Par rapport aux futurs films de Capra qui fustigeront le cynisme des puissants, les riches et les médias aux ordres, corrompus, il est intéressant de noter qu’ici les journalistes ont une morale, une éthique. Et le père d’Ellie, tout milliardaire qu’il soit, capable de monopoliser les services de police pour retrouver sa progéniture, conseillera finalement à sa fille d’épouser l’homme qu’elle aime, plutôt que le meilleur parti financier. Les riches ont donc un coeur. Persuadé que Peter Warne vient lui réclamer les 10 000 dollars de récompense pour lui avoir ramené sa fille, le paternel l’entend simplement exiger : « elle me doit une nuit d’hôtel et deux petits déjeuner, soit 39 dollars ! ».

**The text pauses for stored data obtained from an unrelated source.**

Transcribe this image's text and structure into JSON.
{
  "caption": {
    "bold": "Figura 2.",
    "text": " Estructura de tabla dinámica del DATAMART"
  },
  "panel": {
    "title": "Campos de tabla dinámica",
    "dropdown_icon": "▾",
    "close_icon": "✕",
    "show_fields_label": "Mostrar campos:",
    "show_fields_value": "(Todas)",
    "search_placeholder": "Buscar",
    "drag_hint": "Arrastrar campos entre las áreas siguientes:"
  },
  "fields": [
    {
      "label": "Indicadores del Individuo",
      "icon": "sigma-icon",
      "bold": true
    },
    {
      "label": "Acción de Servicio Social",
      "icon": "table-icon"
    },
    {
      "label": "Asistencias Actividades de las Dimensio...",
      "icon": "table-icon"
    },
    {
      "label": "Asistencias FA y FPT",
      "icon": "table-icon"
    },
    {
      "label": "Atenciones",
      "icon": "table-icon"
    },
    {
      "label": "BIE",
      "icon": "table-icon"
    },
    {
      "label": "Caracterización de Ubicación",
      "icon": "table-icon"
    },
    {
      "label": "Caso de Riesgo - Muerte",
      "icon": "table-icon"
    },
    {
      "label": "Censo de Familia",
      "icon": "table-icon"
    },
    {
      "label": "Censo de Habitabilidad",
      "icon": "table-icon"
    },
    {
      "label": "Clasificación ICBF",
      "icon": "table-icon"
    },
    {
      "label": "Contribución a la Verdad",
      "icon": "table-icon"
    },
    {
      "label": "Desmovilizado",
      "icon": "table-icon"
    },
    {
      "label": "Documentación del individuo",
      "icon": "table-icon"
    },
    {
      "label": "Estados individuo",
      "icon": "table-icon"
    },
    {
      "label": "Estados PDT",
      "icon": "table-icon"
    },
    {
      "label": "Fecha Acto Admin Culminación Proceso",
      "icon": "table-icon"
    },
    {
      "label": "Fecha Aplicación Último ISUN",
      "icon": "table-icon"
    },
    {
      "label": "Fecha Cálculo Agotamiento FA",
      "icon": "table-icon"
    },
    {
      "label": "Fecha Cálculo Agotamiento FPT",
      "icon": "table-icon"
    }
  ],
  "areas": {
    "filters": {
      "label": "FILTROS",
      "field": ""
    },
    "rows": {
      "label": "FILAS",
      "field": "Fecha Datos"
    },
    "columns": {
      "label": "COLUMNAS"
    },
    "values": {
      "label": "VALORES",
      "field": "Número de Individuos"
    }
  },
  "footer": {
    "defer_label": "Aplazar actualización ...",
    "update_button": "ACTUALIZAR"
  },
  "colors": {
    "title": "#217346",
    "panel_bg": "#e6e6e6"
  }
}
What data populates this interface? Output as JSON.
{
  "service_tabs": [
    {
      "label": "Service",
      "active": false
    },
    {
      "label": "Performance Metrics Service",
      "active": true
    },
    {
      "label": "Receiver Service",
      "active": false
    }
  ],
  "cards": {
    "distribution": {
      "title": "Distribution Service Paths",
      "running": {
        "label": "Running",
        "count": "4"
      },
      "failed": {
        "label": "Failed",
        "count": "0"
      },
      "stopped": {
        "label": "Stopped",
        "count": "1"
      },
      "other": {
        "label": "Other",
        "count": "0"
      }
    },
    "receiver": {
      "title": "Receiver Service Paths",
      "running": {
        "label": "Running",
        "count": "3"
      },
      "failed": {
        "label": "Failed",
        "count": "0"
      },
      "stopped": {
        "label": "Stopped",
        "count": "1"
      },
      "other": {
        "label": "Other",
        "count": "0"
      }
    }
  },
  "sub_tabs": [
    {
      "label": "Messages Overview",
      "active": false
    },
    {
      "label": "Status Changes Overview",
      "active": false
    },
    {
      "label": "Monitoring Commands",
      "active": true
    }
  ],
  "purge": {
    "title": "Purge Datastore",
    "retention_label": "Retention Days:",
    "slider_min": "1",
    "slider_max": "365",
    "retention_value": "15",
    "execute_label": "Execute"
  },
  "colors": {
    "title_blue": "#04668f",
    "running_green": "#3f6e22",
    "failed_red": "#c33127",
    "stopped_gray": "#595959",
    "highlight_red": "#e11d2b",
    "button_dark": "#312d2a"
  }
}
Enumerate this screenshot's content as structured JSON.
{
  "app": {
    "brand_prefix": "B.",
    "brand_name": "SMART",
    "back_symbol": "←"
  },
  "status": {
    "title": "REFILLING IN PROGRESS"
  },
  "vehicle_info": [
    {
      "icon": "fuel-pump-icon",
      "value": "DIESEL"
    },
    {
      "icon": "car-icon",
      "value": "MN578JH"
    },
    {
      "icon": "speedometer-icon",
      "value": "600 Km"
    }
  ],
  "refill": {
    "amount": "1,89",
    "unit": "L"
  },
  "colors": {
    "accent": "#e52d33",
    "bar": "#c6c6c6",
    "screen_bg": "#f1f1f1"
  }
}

NEW-YORK MIAMI est un film bourré de charme, les péripéties sont nombreuses et les dialogues pétillants. Il peut paraître parfois un peu daté dans sa forme, tourné y’a presque 90 ans, avec ses recadrages dans l’axe un peu moches, c'était la grammaire cinématographique de l'époque. Mais à la seconde où la mécanique se met en route, tout s'emballe, on reste scotché jusqu’au bout, par l’habilité de Capra à mener son récit. Même si on en subodore la fin, comédie romantique oblige. Le dernier plan se joue encore de la censure : une couverture jetée au sol, au son d’un coup de trompette (de Jéricho) qui laisse entendre que le mur est enfin tombé…

noir et blanc  -  1h45  - format 1:33

En extrait, la scène de l’auto-stop, puis une interview (en français) de Claudette Colbert. 


2 commentaires:

  1. Je l'ai vu c'est sûr et je crois que j'avais bien aimé (la Capra touch ?)
    Je me souviens (comme tout ceux qui l'ont vu ?) de la scène de l'auto-stop (un choc, bien que très vieux, j'étais persuadé que c'était les babas cool, hippies et autres migrants vers l'Ardèche, le Larzac ou Katmandou qui avaient inventé l'auto-stop) et de celle de la chambre avec le drap et la Colbert en ombre chinoise ...
    Après, l'histoire en elle-même, le couple que tout sépare au départ et qui finit en grand amour, ça a été décliné tellement de fois ...
    Je savais pas que c'était les débuts de Gable ...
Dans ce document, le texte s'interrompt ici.